Computational and Structural Biotechnology Journal ( IF 4.4 ) Pub Date : 2019-12-27 , DOI: 10.1016/j.csbj.2019.12.003 Juan C Gonzalez-Rivera 1 , Asuka A Orr 2 , Sean M Engels 1 , Joseph M Jakubowski 2 , Mark W Sherman 3 , Katherine N O'Connor 1 , Tomas Matteson 3 , Brendan C Woodcock 2 , Lydia M Contreras 1, 3 , Phanourios Tamamis 2
The oxidation of RNA has been implicated in the development of many diseases. Among the four ribonucleotides, guanosine is the most susceptible to oxidation, resulting in the formation of 8-oxo-7,8-dihydroguanosine (8-oxoG). Despite the limited knowledge about how cells regulate the detrimental effects of oxidized RNA, cellular factors involved in its regulation have begun to be identified. One of these factors is polynucleotide phosphorylase (PNPase), a multifunctional enzyme implicated in RNA turnover.
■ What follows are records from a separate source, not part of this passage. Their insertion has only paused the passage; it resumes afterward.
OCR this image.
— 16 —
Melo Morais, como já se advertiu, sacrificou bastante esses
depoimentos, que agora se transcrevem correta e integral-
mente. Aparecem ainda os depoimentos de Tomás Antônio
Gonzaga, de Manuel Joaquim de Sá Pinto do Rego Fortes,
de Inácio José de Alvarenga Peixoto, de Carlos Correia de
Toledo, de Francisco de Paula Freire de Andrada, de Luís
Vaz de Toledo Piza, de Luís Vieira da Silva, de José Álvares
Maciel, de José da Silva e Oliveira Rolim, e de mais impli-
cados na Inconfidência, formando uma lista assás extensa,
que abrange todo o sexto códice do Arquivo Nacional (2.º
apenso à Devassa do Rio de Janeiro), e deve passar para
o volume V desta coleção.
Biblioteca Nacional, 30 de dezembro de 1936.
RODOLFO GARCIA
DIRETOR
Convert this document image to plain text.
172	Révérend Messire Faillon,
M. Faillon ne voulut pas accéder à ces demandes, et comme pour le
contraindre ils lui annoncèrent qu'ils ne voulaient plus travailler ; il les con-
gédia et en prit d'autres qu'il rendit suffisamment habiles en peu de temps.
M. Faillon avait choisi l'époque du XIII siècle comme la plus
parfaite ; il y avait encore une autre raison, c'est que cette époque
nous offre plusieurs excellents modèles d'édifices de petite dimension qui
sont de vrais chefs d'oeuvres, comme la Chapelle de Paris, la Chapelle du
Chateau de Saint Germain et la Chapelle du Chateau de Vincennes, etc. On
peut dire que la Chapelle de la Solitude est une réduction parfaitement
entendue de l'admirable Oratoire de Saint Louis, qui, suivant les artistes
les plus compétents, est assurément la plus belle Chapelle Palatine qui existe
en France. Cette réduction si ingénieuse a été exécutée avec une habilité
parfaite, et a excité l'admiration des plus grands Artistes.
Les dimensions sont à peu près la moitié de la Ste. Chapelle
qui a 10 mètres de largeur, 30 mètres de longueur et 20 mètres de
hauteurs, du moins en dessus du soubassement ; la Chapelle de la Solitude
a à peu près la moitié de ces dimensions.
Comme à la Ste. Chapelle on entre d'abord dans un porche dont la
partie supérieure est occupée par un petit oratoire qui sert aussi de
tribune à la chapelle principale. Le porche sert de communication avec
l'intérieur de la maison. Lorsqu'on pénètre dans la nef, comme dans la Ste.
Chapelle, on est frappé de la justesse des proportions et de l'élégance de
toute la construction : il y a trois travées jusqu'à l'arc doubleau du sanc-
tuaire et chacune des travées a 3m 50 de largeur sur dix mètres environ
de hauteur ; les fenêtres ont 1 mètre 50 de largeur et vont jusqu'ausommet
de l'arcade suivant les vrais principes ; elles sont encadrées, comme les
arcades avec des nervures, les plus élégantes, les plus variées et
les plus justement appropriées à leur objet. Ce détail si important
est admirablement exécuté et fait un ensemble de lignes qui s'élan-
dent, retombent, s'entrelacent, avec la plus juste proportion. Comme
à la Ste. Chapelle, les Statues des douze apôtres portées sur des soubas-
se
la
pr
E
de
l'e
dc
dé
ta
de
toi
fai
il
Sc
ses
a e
In the present study, we have examined the interaction of PNPase with 8-oxoG in atomic detail to provide insights into the mechanism of 8-oxoG discrimination. We hypothesized that PNPase subunits cooperate to form a binding site using the dynamic SFF loop within the central channel of the PNPase homotrimer. We evolved this site using a novel approach that initially screened mutants from a library of beneficial mutations and assessed their interactions using multi-nanosecond Molecular Dynamics simulations. We found that evolving this single site resulted in a fold change increase in 8-oxoG affinity between 1.2 and 1.5 and/or selectivity between 1.5 and 1.9. In addition to the improvement in 8-oxoG binding, complementation of K12 Δpnp with plasmids expressing mutant PNPases caused increased cell tolerance to H2O2. This observation provides a clear link between molecular discrimination of RNA oxidation and cell survival. Moreover, this study provides a framework for the manipulation of modified-RNA protein readers, which has potential application in synthetic biology and epitranscriptomics.
中文翻译:
RNA结合蛋白向增强的氧化RNA结合的计算进化。
RNA的氧化与许多疾病的发展有关。在这四个核糖核苷酸中,鸟苷最易被氧化,导致形成8-oxo-7,8-dihydroguanosine(8-oxoG)。尽管关于细胞如何调节氧化的RNA的有害作用的知识有限,但是已经开始鉴定参与其调节的细胞因子。这些因素之一是多核苷酸磷酸化酶(PNPase),这是一种涉及RNA周转的多功能酶。在本研究中,我们已经详细地研究了PNPase与8-oxoG的相互作用,以提供对8-oxoG识别机制的见解。我们假设PNPase亚基合作使用PNPase同三聚体的中央通道内的动态SFF环形成结合位点。我们使用一种新颖的方法演化了该位点,该方法最初从有益突变库中筛选了突变体,并使用多纳秒分子动力学模拟评估了它们之间的相互作用。我们发现,进化该单个位点导致8-oxoG亲和力在1.2和1.5之间和/或选择性在1.5和1.9之间发生倍数变化。除了改善8-oxoG结合外,还补充了K12Δ带有表达突变PNPase的质粒的pnp引起细胞对H 2 O 2的耐受性增加。该观察结果为RNA氧化的分子识别与细胞存活之间提供了明确的联系。此外,该研究为修饰RNA蛋白质阅读器的操作提供了一个框架,该框架在合成生物学和转录组学中具有潜在的应用。